England Außenminister Jeremy Hunt (picture-alliance/NurPhoto/W. Szymanowicz)

Anscheinend hat er nun Grund zur Freude: Jeremy Hunt

Johnson hatte am frühen Freitagmorgen in seiner Wohnung in London Besuch von der Polizei bekommen. Auslöser war offenbar eine lautstarke Auseinandersetzung mit seiner Freundin Carrie Symonds, die Nachbarn Medienberichten zufolge gehört haben. Nach Polizei-Angaben war der Anrufer "um das Wohl einer Nachbarin besorgt".

Lieber Schweigen als Kommentieren

Johnson, der sich derzeit von seiner zweiten Frau scheiden lässt, versuchte am Samstag bei einem Auftritt vor der Parteibasis in Birmingham, das Gespräch von seinem Privatleben auf die Politik zu lenken. "Ich glaube nicht, dass die Leute von solchen Dingen hören wollen", sagte Johnson in Birmingham, wo er sich neben seinem Kontrahenten, dem amtierenden Außenminister Jeremy Hunt, den Mitgliedern der konservativen Tory-Partei präsentierte. Er stellte lieber seine Sicht auf den EU-Austritt Großbritanniens heraus. "Wir müssen den Brexit schaffen", sagte er und versprach, Großbritannien auf einen "No Deal"-Brexit vorzubereiten, falls mit der EU keine Einigung erzielt werde.

Der ehemalige britische Außenminister Malcolm Rifkind kritisierte Johnsons Schweigen zu dem Vorfall. "Tatsache ist, dass es einen Polizeibesuch gab. Da sagt man nicht einfach, 'Kein Kommentar'", sagte der konservative Politiker dem Sender BBC Radio 5. Auch der britische Staatsminister für Europa, Alan Duncan, ist mit Johnsons Reaktion nicht einverstanden. Der Ex-Außenminister habe jetzt ein "großes Fragezeichen über dem Kopf", sagte Duncan der Zeitung "The Guardian". Er fügte hinzu, Johnson habe während seiner gesamten Karriere einen "Mangel an Disziplin" gezeigt.
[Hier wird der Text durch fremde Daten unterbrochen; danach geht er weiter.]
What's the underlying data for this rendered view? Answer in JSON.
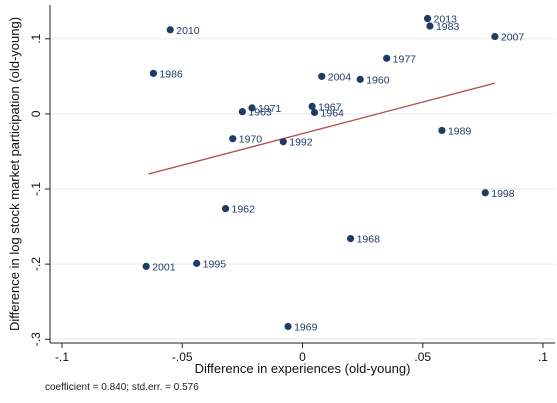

Auch Hunt sieht seinen Kontrahenten in der Pflicht, sich zu dem Vorfall zu äußern. "Jemand, der Premierminister werden will, sollte Fragen zu allem beantworten", sagte er dem Sender "Sky News" am Sonntag. Handelsminister Liam Fox, ein Unterstützer Hunts, sagte dem Sender BBC 1, "ich denke, es ist immer leichter, einfach eine Erklärung abzugeben".

Freundlicher Empfang in Birmingham

Das letzte Wort haben jedoch die 160.000 Parteimitglieder, die sich bis Ende Juli per Briefwahl zwischen Johnson und Hunt entscheiden müssen. Die Unterstützung der Tories für Johnson schien auch bei der ersten Wahlveranstaltung der beiden verbliebenen Kandidaten in Birmingham zunächst ungebrochen. Johnsons Auftritt wurde mit großem Applaus quittiert. Als der Moderator dem Londoner Ex-Bürgermeister Fragen über den häuslichen Zwischenfall stellte, reagierte die Menge mit lauten Zwischenrufen. Hunt wurde in Birmingham ebenfalls ein herzlicher Empfang bereitet. Er versprach, falls es mit der EU zu keiner Einigung über den Brexit komme, werde der Austritt "ohne Deal" erfolgen.

Ein Video, das die Zeitung "The Observer" veröffentlichte, könnte Johnson zusätzlich unter Druck setzen. Darin behauptet der ehemalige Chefstratege von US-Präsident Donald Trump, Steve Bannon, er habe im vergangenen Jahr an Johnsons Rücktrittsrede als Außenminister mitgewirkt. Johnson und der US-Rechtsaußen-Ideologe lernten sich kennen, als beide im Amt waren, und sollen sich im vergangenen Sommer inoffiziell wieder getroffen haben. Johnson sagte damals, seine "sogenannte Beziehung" zu Bannon sei eine "Wahnvorstellung der Linken".